Mit Tempomat auf langer Strecke
Voll drauf halten muss man hingegen bergauf. Ich werde von Fahrradfahrern überholt. Mein Daumen drückt unermüdlich, dann doch ermüdlich und ich entdecke die Tempomat-Funktion, die den Antrieb fortsetzt, auch wenn der Regler zurück nach oben hüpft. Ein erneuter Tipp auf diesen oder das Betätigen der Bremse löst den Selbstfahr-Modus. Durch den Vorderradantrieb ist bergauf natürlich eine ausgewachsene Kamikaze-Haltung angesagt, um das Gewicht nach vorn zu verlagern.
Nun geht es durch den Ortskern. Ich fühle mich, als wäre ich nackt. Nur auf eine lustige Weise. Statt angehupt zu werden, lächeln mir Autofahrer hinterher, Fußgänger lachen auch – sicher mit mir. Die Schlaglöcher beschäftigen mich dort jedoch etwas mehr: Das 10-Zoll-Rädchen vorne und die 8-Zoll-Donuts hinten brettern ganz schön unsanft über den aufgerissenen Asphalt. Den Bordstein hinunter fahre ich nur ein einziges Mal. Denn das gesamte Körpergewicht lagert durch die weit vorn aufgestellten Füße auf dem Gesäß. Das wiederum sitzt auf einem Fahrrad-Sattel. Auf Dauer eher unbequem, auf Kurzstrecken ergibt sich dadurch zumindest für mich mit 1,58 Metern ein angenehmer Kniewinkel.
Nordschleife, ich komme!
Am meisten Spaß hatte ich in den Kurven. Die zwei Hinterräder sorgen hier für angenehme Stabilität und bleiben brav auf dem Boden. Lenken lässt sich der XCape am besten nur mit Gewichtsverlagerung und weniger mit hartem Einschlagen, da sich das kleine Rad vorn sonst schnell verhaspelt. Auch der Antrieb ist an sich gut gelungen, reagiert gut dosiert auf die Bewegung des Daumens und schiebt unverzögert nach vorn.

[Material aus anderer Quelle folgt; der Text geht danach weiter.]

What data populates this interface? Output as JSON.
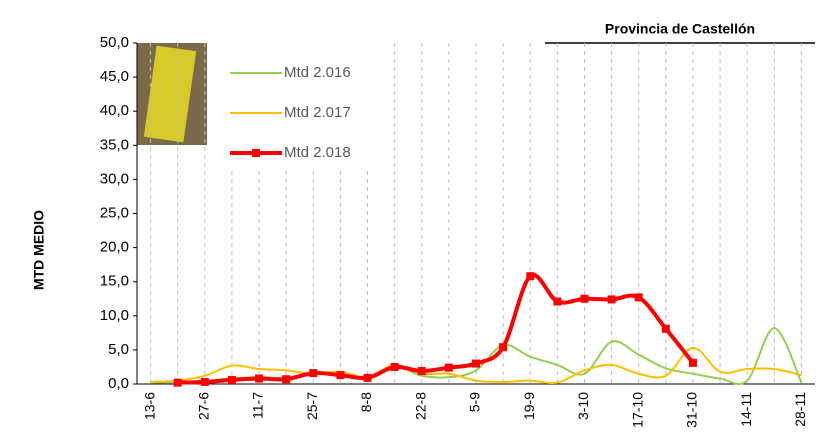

Durch die drei Räder stelle ich den Scooter ohne Ständer vor meiner Haustür ab. Er hingegen möchte lieber weiter und rollt weg. Eine Art Feststellbremse könnte dieses Problem schnell beheben. Im Hausflur dann erfreue ich mich noch an dem kleinen Packmaß, das sich nach dem einfachen Zusammenfalten ergibt. Auch in diesem Zustand steht er selbstständig auf drei Rädern. Zwar ist zum Schieben hinter dem Sattel eine kleine Leiste angebracht, zum Tragen eignet sich diese aber eher nicht. Bei 19 Kilo Eigengewicht wäre ein richtiger Griff, etwa hinten am Rahmen, von Vorteil.
Vor- und Nachteile des Xcape X1
aufrechte Sitzposition
kleines Packmaß
sicher in der Kurve
gute Gasannehme
Abstellen ohne Ständer
echter Hingucker
unkompliziert und einfach zu fahren
Welpen-Phänomen: Man kommt leicht ins Gespräch mit Passanten
klappbarer Kennzeichenhalter
/ je nach Körpergröße angenehmer bis unangenehmer Kniewinkel
keine nennenswerte Federung
Sattel unbequem
bergauf sehr langsam
kein Tragegriff oder Korb
keine Feststellbremse, rollt im Stand leicht davon
Lenker wackelt beim Fahren
Körpergewicht lastet rein auf dem Sattel
Sattel nach vorn geneigt
kleine Räder, dadurch instabil auf Unebenheiten
Infos und Preis zum XCape X1
Preis: 1.499 Euro
Maximalgeschwindigkeit: 20 km/h
Reichweite: bis zu 40 km
Akkuladezeit: 4-5 Stunden
Gewicht: 19 Kilo
Max. Traglast: 150 Kilo
Motor: 300W, Max. Drehmoment 8 nm
Batterie: Lithium, 36 V, 12,5 ah
Garantie: 1 Jahr
Fazit
Ich hatte sichtlich Spaß mit dem kleinen Flitzer, fühlte mich auf der Straße aber jedem Fahrrad unterlegen. In der Stadt oder auf dem Campingplatz, für die schnelle Fahrt zum Kiosk oder zum Brötchen holen, würde ich ihn durchaus einsetzen, hadere jedoch noch etwas mit dem stolzen Preis.